Saya tahu kumpulan data yang kami berikan telah diacak relatif terhadap data titanic standar. Aku ingin tahu apakah itu ada hubungannya dengan penyebabnya di sini.
Untuk siapa pun yang mengambil ini, menyetel n_jobs=1
hanya untuk ensembler di automl membuat jejak tumpukan asli hilang. Itu bisa menjadi tambalan cepat tetapi masih ada ruang untuk menemukan akar masalahnya dan mengidentifikasi perbaikan yang lebih baik.
from evalml.pipelines import BinaryClassificationPipeline
from evalml.pipelines import StackedEnsembleClassifier
from evalml.pipelines.components.utils import WrappedSKClassifier
import pandas as pd
import pytest
X = pd.read_csv("/Users/freddy.boulton/Downloads/titanic_text.csv")
y = X.pop('Survived')
X = X.drop(["Embarked"], axis=1)
components = ["Imputer", "Text Featurization Component", "One Hot Encoder"]
estimators = ["Random Forest Classifier", "CatBoost Classifier", "Extra Trees Classifier"]
pipelines = [BinaryClassificationPipeline(component_graph=components + [est]) for est in estimators]
ensemble = StackedEnsembleClassifier(pipelines, n_jobs=1)
ensemble.fit(X, y)
Juga, seseorang memeriksa saya tetapi saya dapat mengulangi masalah asli dengan evalml 0.23.0 jadi saya tidak yakin apakah perlu menyelidiki perbedaan antara 0.24.1 dan 0.23.0.
@freddyaboulton Saya pikir ini masuk akal mengingat https://github.com/nltk/nltk/issues/1576 , tidak yakin mereka pernah menyelesaikan ini tetapi saya juga dapat melakukan repro dengan 0.23.0 :')

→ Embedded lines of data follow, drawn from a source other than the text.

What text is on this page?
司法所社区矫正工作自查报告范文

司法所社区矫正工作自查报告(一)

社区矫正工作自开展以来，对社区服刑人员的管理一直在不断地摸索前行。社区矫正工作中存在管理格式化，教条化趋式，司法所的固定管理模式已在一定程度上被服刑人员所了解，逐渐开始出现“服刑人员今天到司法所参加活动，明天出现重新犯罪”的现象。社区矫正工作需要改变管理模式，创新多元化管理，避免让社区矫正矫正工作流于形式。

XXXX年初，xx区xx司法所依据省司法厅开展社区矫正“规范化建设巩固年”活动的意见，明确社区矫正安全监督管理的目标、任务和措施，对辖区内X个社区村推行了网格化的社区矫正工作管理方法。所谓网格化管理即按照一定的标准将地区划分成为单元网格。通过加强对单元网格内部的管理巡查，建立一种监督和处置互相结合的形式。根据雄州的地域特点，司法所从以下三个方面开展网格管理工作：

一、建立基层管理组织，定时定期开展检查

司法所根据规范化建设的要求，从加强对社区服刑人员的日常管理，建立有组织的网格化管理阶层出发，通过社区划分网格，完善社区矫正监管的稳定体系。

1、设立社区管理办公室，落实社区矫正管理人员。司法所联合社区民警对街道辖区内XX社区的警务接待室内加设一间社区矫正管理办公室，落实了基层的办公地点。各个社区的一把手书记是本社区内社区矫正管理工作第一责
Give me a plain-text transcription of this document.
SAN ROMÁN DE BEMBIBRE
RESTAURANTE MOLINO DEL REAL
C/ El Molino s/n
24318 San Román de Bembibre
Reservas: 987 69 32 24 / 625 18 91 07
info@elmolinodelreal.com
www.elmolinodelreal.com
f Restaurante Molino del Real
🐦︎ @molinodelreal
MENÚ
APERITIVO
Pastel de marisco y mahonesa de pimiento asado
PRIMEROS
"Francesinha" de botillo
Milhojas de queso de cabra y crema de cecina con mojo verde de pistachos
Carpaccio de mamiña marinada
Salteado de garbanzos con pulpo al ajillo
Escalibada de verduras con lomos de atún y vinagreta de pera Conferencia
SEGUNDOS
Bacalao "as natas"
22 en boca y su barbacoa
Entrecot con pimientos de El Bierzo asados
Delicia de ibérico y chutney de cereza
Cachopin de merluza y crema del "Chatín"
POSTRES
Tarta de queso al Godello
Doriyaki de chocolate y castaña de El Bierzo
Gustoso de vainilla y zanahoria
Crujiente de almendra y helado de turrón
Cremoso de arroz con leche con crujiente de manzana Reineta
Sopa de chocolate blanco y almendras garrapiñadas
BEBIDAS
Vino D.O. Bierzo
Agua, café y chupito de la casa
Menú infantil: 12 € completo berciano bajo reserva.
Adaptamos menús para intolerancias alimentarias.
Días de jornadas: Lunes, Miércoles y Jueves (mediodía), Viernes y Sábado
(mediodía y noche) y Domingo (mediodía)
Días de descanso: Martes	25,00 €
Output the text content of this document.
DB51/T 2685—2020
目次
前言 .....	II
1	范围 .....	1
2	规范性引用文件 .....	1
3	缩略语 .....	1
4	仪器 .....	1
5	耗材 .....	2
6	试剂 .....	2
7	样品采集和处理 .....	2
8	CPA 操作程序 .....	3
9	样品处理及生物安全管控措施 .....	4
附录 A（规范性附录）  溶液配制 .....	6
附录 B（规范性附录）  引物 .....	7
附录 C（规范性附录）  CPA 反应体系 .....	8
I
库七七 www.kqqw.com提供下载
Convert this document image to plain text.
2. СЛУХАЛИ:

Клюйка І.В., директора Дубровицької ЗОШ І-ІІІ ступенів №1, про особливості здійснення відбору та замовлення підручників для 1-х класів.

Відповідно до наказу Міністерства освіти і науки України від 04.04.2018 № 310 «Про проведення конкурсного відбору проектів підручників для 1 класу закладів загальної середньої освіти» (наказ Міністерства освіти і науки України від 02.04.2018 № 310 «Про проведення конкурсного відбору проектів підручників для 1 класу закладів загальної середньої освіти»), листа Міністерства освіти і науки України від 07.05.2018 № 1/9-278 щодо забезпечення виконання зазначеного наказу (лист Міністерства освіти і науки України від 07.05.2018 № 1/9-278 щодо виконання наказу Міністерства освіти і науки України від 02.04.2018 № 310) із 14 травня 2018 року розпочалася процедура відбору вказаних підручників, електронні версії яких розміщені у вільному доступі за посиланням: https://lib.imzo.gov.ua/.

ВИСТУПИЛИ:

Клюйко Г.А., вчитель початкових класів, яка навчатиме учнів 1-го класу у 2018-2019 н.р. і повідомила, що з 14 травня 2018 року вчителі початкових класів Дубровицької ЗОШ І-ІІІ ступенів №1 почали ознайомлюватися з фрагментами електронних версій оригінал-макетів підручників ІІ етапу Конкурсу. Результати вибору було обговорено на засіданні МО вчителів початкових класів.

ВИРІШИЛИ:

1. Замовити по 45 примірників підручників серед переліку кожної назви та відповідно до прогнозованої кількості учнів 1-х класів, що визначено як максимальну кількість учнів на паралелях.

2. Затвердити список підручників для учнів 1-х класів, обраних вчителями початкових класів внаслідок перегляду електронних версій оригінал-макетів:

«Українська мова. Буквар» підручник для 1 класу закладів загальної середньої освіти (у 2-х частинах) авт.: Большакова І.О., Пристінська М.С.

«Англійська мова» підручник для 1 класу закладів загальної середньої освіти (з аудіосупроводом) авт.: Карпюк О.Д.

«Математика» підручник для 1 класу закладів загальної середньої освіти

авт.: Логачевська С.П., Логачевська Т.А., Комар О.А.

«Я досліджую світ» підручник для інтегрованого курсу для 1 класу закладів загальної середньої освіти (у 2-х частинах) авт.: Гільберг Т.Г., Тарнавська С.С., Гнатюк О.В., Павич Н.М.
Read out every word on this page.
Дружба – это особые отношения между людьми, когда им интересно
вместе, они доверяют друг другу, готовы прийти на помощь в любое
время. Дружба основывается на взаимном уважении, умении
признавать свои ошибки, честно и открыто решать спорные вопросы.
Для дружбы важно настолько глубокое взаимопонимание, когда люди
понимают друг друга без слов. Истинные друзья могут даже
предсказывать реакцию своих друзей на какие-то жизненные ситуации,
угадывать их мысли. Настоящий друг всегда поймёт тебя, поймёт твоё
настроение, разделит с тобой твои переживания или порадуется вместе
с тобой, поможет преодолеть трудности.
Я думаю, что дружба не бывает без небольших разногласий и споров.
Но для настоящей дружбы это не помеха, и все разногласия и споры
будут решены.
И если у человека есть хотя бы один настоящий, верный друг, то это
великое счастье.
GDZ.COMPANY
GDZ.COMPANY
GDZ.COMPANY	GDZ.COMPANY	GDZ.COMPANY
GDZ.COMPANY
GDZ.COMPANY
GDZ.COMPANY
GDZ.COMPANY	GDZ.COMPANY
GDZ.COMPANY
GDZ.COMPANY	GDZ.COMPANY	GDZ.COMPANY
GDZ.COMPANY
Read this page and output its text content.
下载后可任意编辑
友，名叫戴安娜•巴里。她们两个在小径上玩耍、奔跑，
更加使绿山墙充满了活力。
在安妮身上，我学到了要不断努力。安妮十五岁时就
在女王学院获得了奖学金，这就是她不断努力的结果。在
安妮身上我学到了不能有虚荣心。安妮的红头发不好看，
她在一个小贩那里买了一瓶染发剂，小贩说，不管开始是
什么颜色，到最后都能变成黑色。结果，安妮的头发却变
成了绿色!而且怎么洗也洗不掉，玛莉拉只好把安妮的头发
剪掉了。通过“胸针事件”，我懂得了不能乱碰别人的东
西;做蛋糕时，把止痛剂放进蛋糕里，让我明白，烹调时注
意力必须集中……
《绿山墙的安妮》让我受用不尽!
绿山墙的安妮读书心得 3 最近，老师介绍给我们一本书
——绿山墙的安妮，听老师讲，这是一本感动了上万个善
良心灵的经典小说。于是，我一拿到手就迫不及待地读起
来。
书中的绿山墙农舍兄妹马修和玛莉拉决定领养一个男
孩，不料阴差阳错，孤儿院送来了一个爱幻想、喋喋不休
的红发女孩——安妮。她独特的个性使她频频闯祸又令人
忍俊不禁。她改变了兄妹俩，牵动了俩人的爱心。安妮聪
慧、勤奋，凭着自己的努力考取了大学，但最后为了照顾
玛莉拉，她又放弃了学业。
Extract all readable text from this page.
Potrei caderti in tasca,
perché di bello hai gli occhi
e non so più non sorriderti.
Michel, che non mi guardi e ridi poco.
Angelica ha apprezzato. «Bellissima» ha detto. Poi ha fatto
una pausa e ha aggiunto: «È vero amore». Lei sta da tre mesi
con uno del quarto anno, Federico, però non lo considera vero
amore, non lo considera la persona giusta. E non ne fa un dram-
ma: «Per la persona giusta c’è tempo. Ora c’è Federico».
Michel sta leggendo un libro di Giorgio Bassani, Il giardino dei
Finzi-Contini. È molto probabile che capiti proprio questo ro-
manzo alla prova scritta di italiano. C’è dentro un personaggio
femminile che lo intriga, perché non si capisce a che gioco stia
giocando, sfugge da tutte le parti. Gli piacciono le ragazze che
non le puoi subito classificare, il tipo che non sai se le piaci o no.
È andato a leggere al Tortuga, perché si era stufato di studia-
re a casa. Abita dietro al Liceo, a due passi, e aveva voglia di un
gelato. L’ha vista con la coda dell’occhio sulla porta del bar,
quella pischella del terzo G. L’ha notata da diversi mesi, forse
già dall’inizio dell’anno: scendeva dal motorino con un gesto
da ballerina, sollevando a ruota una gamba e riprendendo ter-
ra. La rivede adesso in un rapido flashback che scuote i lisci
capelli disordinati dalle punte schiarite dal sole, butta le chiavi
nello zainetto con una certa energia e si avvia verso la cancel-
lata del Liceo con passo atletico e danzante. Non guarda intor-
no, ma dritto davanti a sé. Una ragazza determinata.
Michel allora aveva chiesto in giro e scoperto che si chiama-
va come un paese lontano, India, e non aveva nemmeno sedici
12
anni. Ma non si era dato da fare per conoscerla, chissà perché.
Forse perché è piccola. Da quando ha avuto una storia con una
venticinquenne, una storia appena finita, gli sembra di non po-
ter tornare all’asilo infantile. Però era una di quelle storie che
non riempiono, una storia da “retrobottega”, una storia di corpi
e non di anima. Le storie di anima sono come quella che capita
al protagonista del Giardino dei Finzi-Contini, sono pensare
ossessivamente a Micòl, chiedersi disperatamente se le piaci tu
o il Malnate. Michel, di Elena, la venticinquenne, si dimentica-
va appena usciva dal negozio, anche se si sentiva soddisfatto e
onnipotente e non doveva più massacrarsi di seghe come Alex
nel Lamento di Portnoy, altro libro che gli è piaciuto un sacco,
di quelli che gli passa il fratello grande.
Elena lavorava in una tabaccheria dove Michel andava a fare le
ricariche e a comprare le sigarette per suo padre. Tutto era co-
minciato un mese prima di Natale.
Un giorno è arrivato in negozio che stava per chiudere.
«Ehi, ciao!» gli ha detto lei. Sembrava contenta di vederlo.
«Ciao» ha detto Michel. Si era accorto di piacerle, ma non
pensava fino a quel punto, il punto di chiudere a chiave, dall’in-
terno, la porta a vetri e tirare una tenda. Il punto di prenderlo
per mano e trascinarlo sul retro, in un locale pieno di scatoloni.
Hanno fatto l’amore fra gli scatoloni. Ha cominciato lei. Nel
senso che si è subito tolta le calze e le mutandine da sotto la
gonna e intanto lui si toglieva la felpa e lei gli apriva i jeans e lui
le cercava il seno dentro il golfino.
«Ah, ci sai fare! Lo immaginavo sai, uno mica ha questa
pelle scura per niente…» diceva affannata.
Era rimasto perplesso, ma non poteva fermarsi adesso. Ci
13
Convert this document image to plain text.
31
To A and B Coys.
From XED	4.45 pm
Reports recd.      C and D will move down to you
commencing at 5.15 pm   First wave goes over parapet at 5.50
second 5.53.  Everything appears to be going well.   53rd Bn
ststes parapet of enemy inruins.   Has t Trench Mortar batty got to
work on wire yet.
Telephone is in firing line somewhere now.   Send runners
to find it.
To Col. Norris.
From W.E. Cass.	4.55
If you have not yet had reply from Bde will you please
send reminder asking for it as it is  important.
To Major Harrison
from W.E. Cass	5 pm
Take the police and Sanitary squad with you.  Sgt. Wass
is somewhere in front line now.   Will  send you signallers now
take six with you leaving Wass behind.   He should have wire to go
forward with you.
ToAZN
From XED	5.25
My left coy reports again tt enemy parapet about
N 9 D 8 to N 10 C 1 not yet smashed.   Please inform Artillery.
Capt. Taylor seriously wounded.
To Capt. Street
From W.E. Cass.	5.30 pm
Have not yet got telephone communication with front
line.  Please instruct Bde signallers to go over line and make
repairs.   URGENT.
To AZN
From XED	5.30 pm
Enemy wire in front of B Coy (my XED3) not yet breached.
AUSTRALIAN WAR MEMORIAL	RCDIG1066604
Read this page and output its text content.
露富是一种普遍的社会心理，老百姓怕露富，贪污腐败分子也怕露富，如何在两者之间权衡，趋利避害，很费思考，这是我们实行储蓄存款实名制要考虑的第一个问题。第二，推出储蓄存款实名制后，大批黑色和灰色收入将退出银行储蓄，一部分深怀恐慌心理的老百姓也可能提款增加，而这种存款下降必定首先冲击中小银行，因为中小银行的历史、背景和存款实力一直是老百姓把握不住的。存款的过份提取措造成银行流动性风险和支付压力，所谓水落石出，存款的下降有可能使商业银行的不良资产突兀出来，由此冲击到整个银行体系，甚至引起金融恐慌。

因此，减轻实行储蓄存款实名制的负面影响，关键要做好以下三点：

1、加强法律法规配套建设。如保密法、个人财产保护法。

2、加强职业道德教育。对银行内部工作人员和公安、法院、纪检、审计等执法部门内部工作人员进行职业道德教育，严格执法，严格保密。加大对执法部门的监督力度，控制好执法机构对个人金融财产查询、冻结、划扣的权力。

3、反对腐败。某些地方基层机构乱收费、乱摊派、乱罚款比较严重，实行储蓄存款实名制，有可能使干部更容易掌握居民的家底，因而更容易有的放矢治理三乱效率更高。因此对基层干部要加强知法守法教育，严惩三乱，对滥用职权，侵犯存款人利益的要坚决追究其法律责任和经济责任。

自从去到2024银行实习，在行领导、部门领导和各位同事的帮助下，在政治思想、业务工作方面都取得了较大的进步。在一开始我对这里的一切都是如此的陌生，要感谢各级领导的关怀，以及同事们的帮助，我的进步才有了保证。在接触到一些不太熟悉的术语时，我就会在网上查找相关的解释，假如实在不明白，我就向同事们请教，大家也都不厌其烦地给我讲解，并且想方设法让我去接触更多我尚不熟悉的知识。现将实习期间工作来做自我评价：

Ini sepertinya sudah mendekati titik
Komentar yang paling membantu
Untuk siapa pun yang mengambil ini, menyetel
n_jobs=1
hanya untuk ensembler di automl membuat jejak tumpukan asli hilang. Itu bisa menjadi tambalan cepat tetapi masih ada ruang untuk menemukan akar masalahnya dan mengidentifikasi perbaikan yang lebih baik.Juga, seseorang memeriksa saya tetapi saya dapat mengulangi masalah asli dengan evalml 0.23.0 jadi saya tidak yakin apakah perlu menyelidiki perbedaan antara 0.24.1 dan 0.23.0.